La nueva obsesión de los millonarios: bebés "optimizados"
En Silicon Valley, la búsqueda de la perfección se extiende ahora a la concepción. Startups están ofreciendo servicios de cribado genético de embriones en la fecundación in vitro (FIV) que van más allá de la detección de enfermedades, prediciendo rasgos como el cociente intelectual (CI) y la predisposición a ciertas enfermedades. Esto ha generado un debate ético sobre la línea entre la prevención médica y la eugenesia.
Precios y clientes: un mercado de élite
El costo de estos servicios es elevado, con precios que oscilan entre los 2.500 y 50.000 dólares por embrión analizado, además del costo del ciclo de FIV. La demanda se concentra principalmente entre las élites tecnológicas de San Francisco, donde incluso hay agentes matrimoniales que buscan emparejar a parejas con altas capacidades intelectuales.
Motivaciones: ¿prevención o ingeniería social?

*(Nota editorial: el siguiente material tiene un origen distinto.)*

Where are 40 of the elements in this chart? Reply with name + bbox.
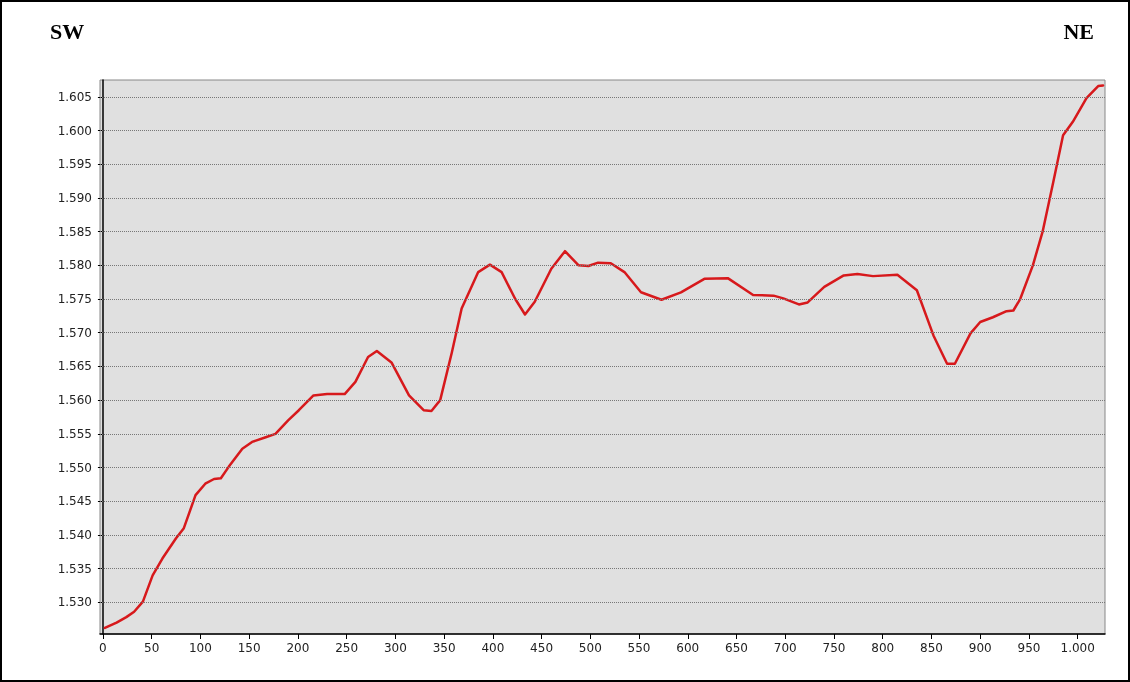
y-tick-label: 1.595: [57, 157, 92, 172]
x-tick-label: 400: [481, 641, 505, 655]
y-tick-label: 1.530: [57, 595, 92, 610]
x-tick-label: 450: [530, 641, 554, 655]
y-tick-label: 1.590: [57, 190, 92, 205]
x-tick-label: 750: [822, 641, 846, 655]
y-tick-label: 1.535: [57, 561, 92, 576]
x-tick-label: 300: [383, 641, 407, 655]
line-series: [103, 84, 1105, 630]
text: NE: [1063, 18, 1094, 44]
x-tick-label: 150: [237, 641, 261, 655]
y-tick-label: 1.565: [57, 359, 92, 374]
x-tick-label: 650: [725, 641, 748, 655]
x-tick-label: 800: [871, 641, 895, 655]
x-tick-label: 900: [968, 641, 992, 655]
x-tick-label: 850: [920, 641, 943, 655]
y-tick-label: 1.555: [57, 426, 92, 441]
y-tick-label: 1.580: [57, 258, 92, 273]
y-tick-label: 1.560: [57, 393, 92, 408]
y-tick-label: 1.545: [57, 494, 92, 509]
x-tick-label: 350: [432, 641, 456, 655]
y-tick-label: 1.600: [57, 123, 92, 138]
x-tick-label: 1.000: [1060, 641, 1095, 655]
y-tick-label: 1.540: [57, 527, 92, 542]
x-tick-label: 250: [335, 641, 359, 655]
x-tick-label: 200: [286, 641, 310, 655]
y-tick-label: 1.575: [57, 292, 92, 307]
y-tick-label: 1.585: [57, 224, 92, 239]
x-tick-label: 100: [188, 641, 212, 655]
x-tick-label: 0: [99, 641, 107, 655]
y-tick-label: 1.570: [57, 325, 92, 340]
y-tick-label: 1.550: [57, 460, 92, 475]
x-tick-label: 600: [676, 641, 700, 655]
text: SW: [50, 18, 85, 44]
x-tick-label: 550: [627, 641, 651, 655]
x-tick-label: 700: [773, 641, 797, 655]
x-tick-label: 950: [1017, 641, 1041, 655]
y-tick-label: 1.605: [57, 89, 92, 104]
x-tick-label: 50: [144, 641, 160, 655]
x-tick-label: 500: [578, 641, 602, 655]
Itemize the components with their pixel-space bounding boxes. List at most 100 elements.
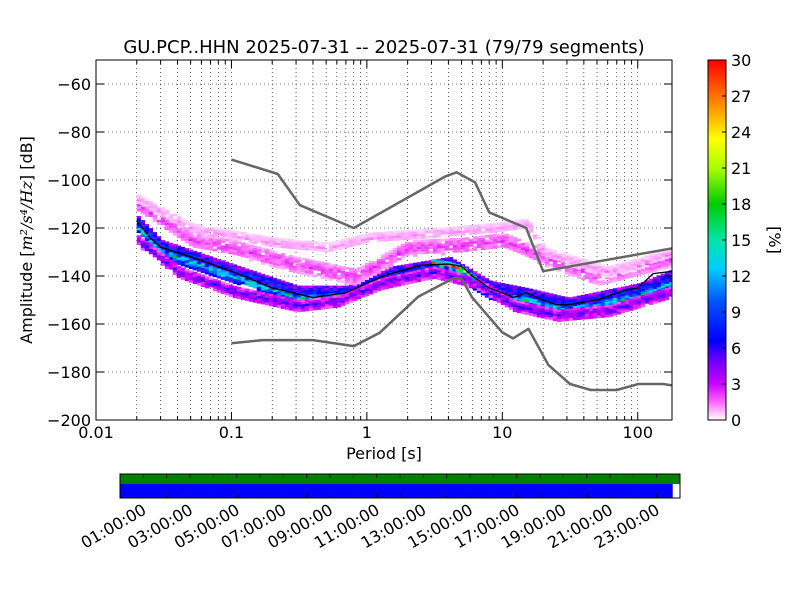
density-cell [492,292,498,296]
density-cell [284,304,290,308]
density-cell [456,245,462,248]
density-cell [136,240,142,243]
density-cell [532,245,538,249]
density-cell [208,282,214,286]
psd-plot-area: 0.01 0.1 1 10 100 −60−80−100−120−140−160−180… [47,59,673,442]
density-cell [632,271,638,275]
coverage-blue-bar [120,484,673,498]
density-cell [140,209,146,212]
density-cell [636,300,642,304]
density-cell [636,260,642,263]
density-cell [392,255,398,258]
x-tick-label: 0.01 [78,423,114,442]
density-cell [524,242,530,245]
density-cell [352,298,358,301]
density-cell [596,303,602,307]
density-cell [624,302,630,305]
density-cell [236,275,242,279]
density-cell [572,312,578,316]
density-cell [612,303,618,306]
density-cell [276,305,282,309]
density-cell [580,316,586,320]
density-cell [668,282,672,285]
density-cell [220,238,226,241]
density-cell [180,225,186,228]
colorbar-tick-label: 24 [731,123,751,142]
density-cell [584,271,590,275]
density-cell [404,268,410,272]
density-cell [660,252,666,256]
density-cell [216,230,222,233]
density-cell [580,270,586,273]
density-cell [512,227,518,231]
density-cell [467,270,472,274]
density-cell [308,245,314,249]
density-cell [204,242,210,246]
density-cell [512,244,518,248]
density-cell [168,227,174,231]
density-cell [176,255,182,258]
density-cell [352,278,358,281]
density-cell [320,264,326,268]
density-cell [164,225,170,228]
density-cell [660,273,666,277]
density-cell [332,264,338,268]
density-cell [596,280,602,284]
density-cell [196,231,202,235]
density-cell [656,263,662,266]
density-cell [332,285,338,289]
density-cell [264,295,270,299]
density-cell [488,236,494,240]
density-cell [256,291,262,294]
density-cell [232,266,238,270]
density-cell [352,282,358,286]
density-cell [148,240,154,243]
density-cell [336,288,342,291]
density-cell [536,310,542,313]
density-cell [384,261,390,265]
density-cell [256,256,262,259]
density-cell [172,213,178,217]
density-cell [368,267,374,271]
density-cell [476,224,482,227]
density-cell [568,306,574,310]
density-cell [200,281,206,285]
density-cell [212,243,218,247]
density-cell [180,256,186,260]
density-cell [632,299,638,303]
density-cell [652,253,658,256]
density-cell [572,298,578,302]
density-cell [432,276,438,279]
density-cell [324,285,330,289]
density-cell [451,262,456,266]
density-cell [252,278,258,282]
density-cell [528,305,534,309]
density-cell [624,266,630,269]
density-cell [604,292,610,296]
density-cell [540,315,546,319]
density-cell [556,256,562,259]
density-cell [648,285,654,289]
density-cell [348,297,354,301]
density-band [136,196,672,286]
density-cell [268,244,274,247]
density-cell [340,290,346,294]
density-cell [200,236,206,240]
density-cell [188,224,194,228]
density-cell [444,271,450,275]
density-cell [320,249,326,252]
density-cell [344,278,350,282]
density-cell [432,227,438,231]
density-cell [572,296,578,300]
density-cell [576,310,582,313]
density-cell [320,276,326,280]
density-cell [516,303,522,306]
density-cell [316,307,322,310]
density-cell [332,240,338,244]
density-cell [528,288,534,292]
density-cell [240,242,246,246]
density-cell [292,299,298,302]
density-cell [664,253,670,257]
density-cell [196,273,202,276]
density-cell [512,304,518,308]
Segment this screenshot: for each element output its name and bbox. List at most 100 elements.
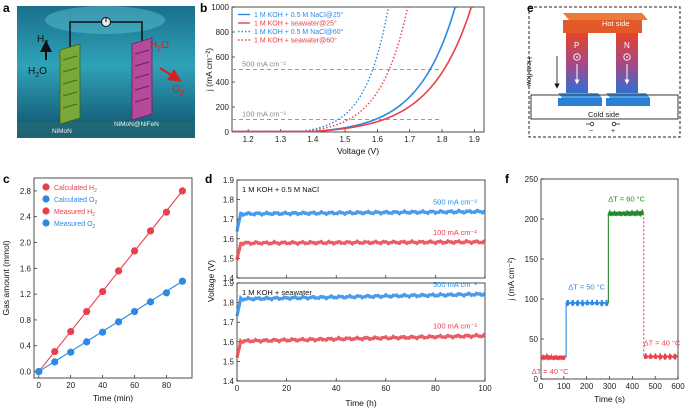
panel-b-chart: b 1.2 1.3 1.4 1.5 1.6 1.7 1.8 1.9 0 200 400 600 800 1… bbox=[200, 1, 485, 156]
anode-electrode bbox=[131, 37, 153, 121]
data-point-H2 bbox=[162, 208, 171, 216]
heat-sink bbox=[530, 94, 679, 120]
x-tick-label: 80 bbox=[162, 381, 171, 390]
voltage-trace bbox=[235, 332, 486, 359]
data-point-O2 bbox=[114, 318, 123, 326]
data-point-H2 bbox=[51, 347, 59, 356]
segment-label: ΔT = 50 °C bbox=[568, 282, 605, 291]
y-tick-label: 1.2 bbox=[20, 290, 32, 299]
y-tick-label: 1.7 bbox=[223, 318, 235, 327]
heat-flow-label: Heat flow bbox=[525, 57, 532, 87]
panel-d-label: d bbox=[205, 172, 212, 186]
voltage-trace bbox=[235, 238, 486, 261]
voltage-trace bbox=[235, 208, 486, 232]
cathode-label: NiMoN bbox=[52, 128, 72, 135]
y-tick-label: 50 bbox=[529, 335, 538, 344]
legend-marker bbox=[42, 207, 50, 215]
data-point-O2 bbox=[67, 348, 75, 356]
y-tick-label: 800 bbox=[216, 28, 230, 37]
x-tick-label: 0 bbox=[539, 382, 544, 391]
hot-plate bbox=[563, 20, 642, 33]
x-tick-label: 400 bbox=[626, 382, 640, 391]
x-tick-label: 1.5 bbox=[340, 135, 352, 144]
legend-label: Measured O2 bbox=[54, 221, 96, 230]
cold-plate-left bbox=[558, 98, 602, 106]
y-tick-label: 1.9 bbox=[223, 279, 235, 288]
y-tick-label: 0.0 bbox=[20, 368, 32, 377]
legend-label: Calculated H2 bbox=[54, 185, 97, 194]
legend-label: 1 M KOH + seawater@60° bbox=[254, 37, 337, 45]
reference-line-label: 500 mA cm⁻² bbox=[242, 60, 286, 69]
y-axis-label: Voltage (V) bbox=[206, 260, 216, 302]
hot-side-label: Hot side bbox=[602, 19, 630, 28]
panel-f-label: f bbox=[505, 172, 510, 186]
voltage-trace bbox=[235, 291, 486, 317]
hot-plate-top bbox=[563, 13, 648, 20]
n-leg bbox=[616, 33, 638, 93]
electron-carrier-icon bbox=[623, 53, 631, 61]
trace-label: 100 mA cm⁻² bbox=[433, 228, 477, 237]
y-tick-label: 0.8 bbox=[20, 316, 32, 325]
plot-frame bbox=[540, 178, 679, 380]
data-point-O2 bbox=[162, 289, 171, 297]
legend-marker bbox=[42, 183, 50, 191]
legend-label: 1 M KOH + 0.5 M NaCl@25° bbox=[254, 11, 344, 19]
x-tick-label: 60 bbox=[381, 384, 390, 393]
trace-label: 100 mA cm⁻² bbox=[433, 322, 477, 331]
reference-line-label: 100 mA cm⁻² bbox=[242, 110, 286, 119]
segment-label: ΔT = 40 °C bbox=[532, 367, 569, 376]
x-axis-label: Time (s) bbox=[594, 394, 625, 404]
o2-label: O2 bbox=[172, 84, 184, 97]
x-tick-label: 80 bbox=[431, 384, 440, 393]
x-tick-label: 0 bbox=[235, 384, 240, 393]
y-tick-label: 1.6 bbox=[223, 338, 235, 347]
y-tick-label: 1.6 bbox=[223, 235, 235, 244]
y-tick-label: 600 bbox=[216, 53, 230, 62]
x-tick-label: 1.3 bbox=[275, 135, 287, 144]
x-axis-label: Time (min) bbox=[93, 393, 133, 403]
panel-a: a bbox=[3, 1, 195, 138]
y-tick-label: 1.5 bbox=[223, 357, 235, 366]
current-segment bbox=[565, 299, 609, 308]
cold-plate-right bbox=[606, 98, 650, 106]
x-tick-label: 1.4 bbox=[307, 135, 319, 144]
x-axis-label: Voltage (V) bbox=[337, 146, 379, 156]
segment-label: ΔT = 60 °C bbox=[608, 194, 645, 203]
data-point-H2 bbox=[99, 287, 107, 296]
n-label: N bbox=[624, 41, 630, 50]
x-tick-label: 40 bbox=[332, 384, 341, 393]
subplot-title: 1 M KOH + 0.5 M NaCl bbox=[242, 185, 319, 194]
data-point-H2 bbox=[67, 327, 75, 336]
data-point-O2 bbox=[83, 338, 91, 346]
h2-label: H2 bbox=[37, 34, 48, 47]
h2o-right-label: H2O bbox=[150, 40, 169, 53]
x-tick-label: 60 bbox=[130, 381, 139, 390]
x-tick-label: 20 bbox=[66, 381, 75, 390]
y-tick-label: 200 bbox=[525, 215, 539, 224]
legend-label: Measured H2 bbox=[54, 209, 95, 218]
panel-f-chart: f 0 100 200 300 400 500 600 0 50 100 150 200 250 Time… bbox=[505, 172, 685, 404]
data-point-O2 bbox=[130, 307, 139, 316]
data-point-O2 bbox=[35, 367, 43, 376]
p-label: P bbox=[574, 41, 579, 50]
y-tick-label: 2.4 bbox=[20, 213, 32, 222]
current-segment bbox=[607, 208, 645, 218]
plot-frame bbox=[236, 282, 486, 382]
trace-label: 500 mA cm⁻² bbox=[433, 280, 477, 289]
plot-frame bbox=[33, 177, 193, 379]
series-line-2 bbox=[232, 6, 474, 133]
x-tick-label: 100 bbox=[478, 384, 492, 393]
fit-line-H2 bbox=[38, 190, 183, 372]
current-segment bbox=[643, 353, 679, 362]
current-segment bbox=[540, 352, 566, 362]
legend-label: 1 M KOH + seawater@25° bbox=[254, 20, 337, 28]
terminal-minus-icon bbox=[589, 121, 595, 127]
y-tick-label: 400 bbox=[216, 78, 230, 87]
y-tick-label: 1.8 bbox=[223, 196, 235, 205]
data-point-O2 bbox=[146, 298, 155, 306]
y-tick-label: 1.7 bbox=[223, 215, 235, 224]
y-tick-label: 2.8 bbox=[20, 187, 32, 196]
y-tick-label: 200 bbox=[216, 103, 230, 112]
legend-label: Calculated O2 bbox=[54, 197, 97, 206]
legend-label: 1 M KOH + 0.5 M NaCl@60° bbox=[254, 28, 344, 36]
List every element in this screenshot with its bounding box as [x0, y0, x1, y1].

Las motivaciones detrás de estas prácticas son diversas. Algunos padres buscan prevenir enfermedades graves en sus hijos, mientras que otros tienen objetivos más ambiciosos, como aumentar la inteligencia de la próxima generación para afrontar desafíos globales. Este último enfoque se alinea con las ideas pronatalistas que están ganando terreno en Estados Unidos.
El proceso: desde la FIV a la selección de embriones
El procedimiento comienza con un ciclo de FIV, seguido de la extracción de células del embrión en la etapa de blastocisto para la secuenciación del genoma. Empresas utilizan algoritmos para evaluar el riesgo de enfermedades y estimar rasgos como el CI, presentando a los padres una especie de hoja de cálculo con las probabilidades. Se selecciona entonces el embrión que, según los análisis, maximiza las expectativas de salud e inteligencia.
Ciencia bajo sospecha: precisión y sesgos
La precisión de estas predicciones genéticas es cuestionable. Los modelos actuales solo explican una pequeña parte de la variación del CI entre individuos, y el proceso de amplificación del ADN puede introducir errores. Además, la mayoría de las bases de datos genéticas provienen de poblaciones de ascendencia europea, lo que limita la precisión para otras poblaciones.
Dilemas éticos: eugenesia y consecuencias inesperadas
Seleccionar embriones basados en rasgos específicos puede tener consecuencias imprevistas. Por ejemplo, la selección de embriones con alta probabilidad de CI podría aumentar el riesgo de autismo. El debate ético sobre si estas prácticas constituyen una nueva forma de eugenesia sigue abierto. Algunos argumentan que se trata de mejorar las oportunidades de los hijos, mientras que otros lo ven como una forma de discriminación genética.
Un futuro incierto: ciencia, ideología y capital
El auge de estas tecnologías reproductivas coincide con el crecimiento del discurso pronatalista y las inversiones de importantes figuras de Silicon Valley. Este mercado une ciencia, ideología y capital, planteando interrogantes éticas y sociales sobre el futuro de la reproducción humana.
La pregunta clave permanece: ¿quién decide qué significa ser "mejor"?